The Supreme Court on Thursday adjourned till September 12 the hearing of a petition challenging the arrests of five activists by the Maharashtra Police as part of the Bhima Koregaon investigation. The court also extended the house arrest of the five activists till Wednesday. The petition was filed by five eminent citizens on August 29, a day after the arrests were made.

On Thursday, the matter was heard by a bench of Chief Justice Dipak Misra and Justices AM Khanwilkar and DY Chandrachud. “I saw the assistant police commissioner, Pune, insinuating that SC [Supreme Court] should not have intervened at this stage,” Justice DY Chandrachud told Additional Solicitor General Tushar Mehta. “He has no business telling that.”

Chandrachud said he had watched the “press conference carefully”. “There was an attempt to throw an aspersion and say SC should not have taken up this matter,” he said, adding that the matter has been taken “very seriously” by the bench. Mehta offered an apology on behalf of the Maharashtra government.

However, Mehta opposed the petition challenging the arrest of the activists, saying “third parties have no right to file petition”, according to Live Law. “Rushing to Supreme Court in such matters will create a bad precedent,” Bar & Bench quoted him as saying. “Law should take its course,” he said.

Mehta cited a 2006 Supreme Court judgement barring a similar intervention by people unconnected to the criminal case.

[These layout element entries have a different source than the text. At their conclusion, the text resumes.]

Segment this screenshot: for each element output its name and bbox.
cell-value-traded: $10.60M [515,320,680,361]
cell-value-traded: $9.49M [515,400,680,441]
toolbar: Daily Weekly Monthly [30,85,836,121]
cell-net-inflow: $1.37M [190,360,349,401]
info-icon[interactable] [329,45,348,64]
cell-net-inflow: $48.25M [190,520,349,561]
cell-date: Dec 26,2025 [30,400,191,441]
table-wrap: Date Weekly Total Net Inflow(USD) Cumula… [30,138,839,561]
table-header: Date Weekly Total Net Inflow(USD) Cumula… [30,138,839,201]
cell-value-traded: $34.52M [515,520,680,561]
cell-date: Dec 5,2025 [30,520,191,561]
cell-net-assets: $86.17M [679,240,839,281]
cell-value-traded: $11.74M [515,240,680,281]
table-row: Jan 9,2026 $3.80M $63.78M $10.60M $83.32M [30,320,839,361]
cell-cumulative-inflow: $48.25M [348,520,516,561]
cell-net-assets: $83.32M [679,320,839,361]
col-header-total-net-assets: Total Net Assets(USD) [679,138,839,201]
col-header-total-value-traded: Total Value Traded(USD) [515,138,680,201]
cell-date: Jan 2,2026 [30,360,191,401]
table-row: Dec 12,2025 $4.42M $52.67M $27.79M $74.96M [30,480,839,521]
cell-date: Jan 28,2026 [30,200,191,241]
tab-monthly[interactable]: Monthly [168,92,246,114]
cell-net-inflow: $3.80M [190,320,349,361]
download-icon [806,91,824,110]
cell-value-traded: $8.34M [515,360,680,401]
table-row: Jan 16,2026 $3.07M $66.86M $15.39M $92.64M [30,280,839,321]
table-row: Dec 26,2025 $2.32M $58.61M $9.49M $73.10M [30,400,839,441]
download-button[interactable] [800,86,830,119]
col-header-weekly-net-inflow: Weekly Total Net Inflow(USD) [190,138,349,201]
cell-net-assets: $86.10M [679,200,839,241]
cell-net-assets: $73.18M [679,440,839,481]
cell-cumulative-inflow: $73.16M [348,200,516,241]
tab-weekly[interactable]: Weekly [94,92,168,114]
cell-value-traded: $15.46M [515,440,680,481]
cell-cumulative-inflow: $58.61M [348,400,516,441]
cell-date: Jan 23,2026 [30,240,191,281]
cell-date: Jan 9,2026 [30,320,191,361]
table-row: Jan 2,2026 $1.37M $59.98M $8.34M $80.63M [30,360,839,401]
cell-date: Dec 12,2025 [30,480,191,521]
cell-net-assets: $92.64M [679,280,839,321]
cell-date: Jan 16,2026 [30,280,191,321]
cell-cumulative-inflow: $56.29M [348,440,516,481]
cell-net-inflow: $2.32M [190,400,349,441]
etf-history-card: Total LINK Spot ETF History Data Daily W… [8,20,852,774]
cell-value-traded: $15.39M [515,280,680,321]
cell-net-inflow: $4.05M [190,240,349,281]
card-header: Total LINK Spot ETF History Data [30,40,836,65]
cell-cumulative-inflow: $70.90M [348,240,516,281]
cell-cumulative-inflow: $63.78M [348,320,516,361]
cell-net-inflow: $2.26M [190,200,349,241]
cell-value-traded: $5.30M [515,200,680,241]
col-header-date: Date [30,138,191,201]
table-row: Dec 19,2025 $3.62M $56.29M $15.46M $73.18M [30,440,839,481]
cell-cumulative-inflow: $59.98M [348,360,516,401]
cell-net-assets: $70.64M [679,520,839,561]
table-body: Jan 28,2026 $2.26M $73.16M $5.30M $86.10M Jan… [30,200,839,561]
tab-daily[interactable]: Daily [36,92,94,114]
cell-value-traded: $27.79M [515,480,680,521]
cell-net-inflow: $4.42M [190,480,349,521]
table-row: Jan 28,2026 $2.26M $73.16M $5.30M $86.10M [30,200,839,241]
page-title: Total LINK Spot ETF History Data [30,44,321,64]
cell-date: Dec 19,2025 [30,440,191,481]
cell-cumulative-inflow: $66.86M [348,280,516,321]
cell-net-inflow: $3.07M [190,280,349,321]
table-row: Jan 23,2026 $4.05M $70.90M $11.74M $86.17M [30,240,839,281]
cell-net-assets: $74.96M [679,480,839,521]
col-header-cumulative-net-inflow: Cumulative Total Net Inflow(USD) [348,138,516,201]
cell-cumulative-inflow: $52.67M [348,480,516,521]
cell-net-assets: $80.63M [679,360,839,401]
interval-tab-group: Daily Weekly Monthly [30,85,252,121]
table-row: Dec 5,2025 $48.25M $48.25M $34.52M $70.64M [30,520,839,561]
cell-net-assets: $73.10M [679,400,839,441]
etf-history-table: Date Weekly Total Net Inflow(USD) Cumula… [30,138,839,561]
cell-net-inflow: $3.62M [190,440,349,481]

He said the cases against the activists are serious and they were arrested on the basis of evidence found by the police.

Meanwhile, senior lawyer Harish Salve appeared for Tushar Damgude, the complainant in the case against the activists. Damgude has filed an intervention application seeking to be made a respondent in the case.

Lawyers representing the petitioners said that the arrested activists could move the intervening petition instead. The chief justice put up this question to be heard on Wednesday.

Advocate Abhishek Manu Singhvi, representing the petitioners, called for an independent inquiry by a Special Investigation Team appointed by the court.

On August 28, the Pune Police raided the homes of 10 human rights activists across the country and arrested five of them – Arun Ferreira, Vernon Gonsalves, Gautam Navlakha, Varavara Rao and Sudha Bharadwaj.

The following day, the Supreme Court ordered that they be placed under house arrest until September 6. “Dissent is the safety valve of democracy, if you don’t allow safety valve pressure cooker will burst,” the court had said.

The court passed the order after historian Romila Thapar, economists Prabhat Patnaik and Devaki Jain, sociology professor Satish Deshpandey and human rights lawyer Maja Daruwala filed a petition seeking the immediate release of the activists and an independent investigation into the allegedly arbitrary arrests.

State defends the arrests

The state police on Wednesday told the Supreme Court that the five activists were planning large-scale violence. The claim was made in a counter-affidavit filed in response to a notice issued by the court the day after the arrests.

The police claimed that the activists were in the process of fomenting large-scale violence and destruction of property, which would have resulted in chaos. The police said this was part of the agenda of the banned outfit Communist Party of India (Maoist). The five were arrested not because of their dissent against the government but because of evidence that they were active members of the Maoist outfit, the police added.

The police accused the activists of arranging public meetings under the banner of Elgaar Parishad with the help of an “absconding underground accused”. Elgaar is a corrupted version of “Yalgaar” which means “the attack”, the police claimed.

The Maharashtra Police had earlier claimed that the activists were involved in the “Elgar Parishad” event in Pune on December 31, which was followed by caste violence in the nearby village of Bhima Koregaon the next day. The police have said the activists’ speeches at the event were meant to incite hatred. They have also claimed to have seized thousands of letters exchanged among “underground” and “overground” Maoists.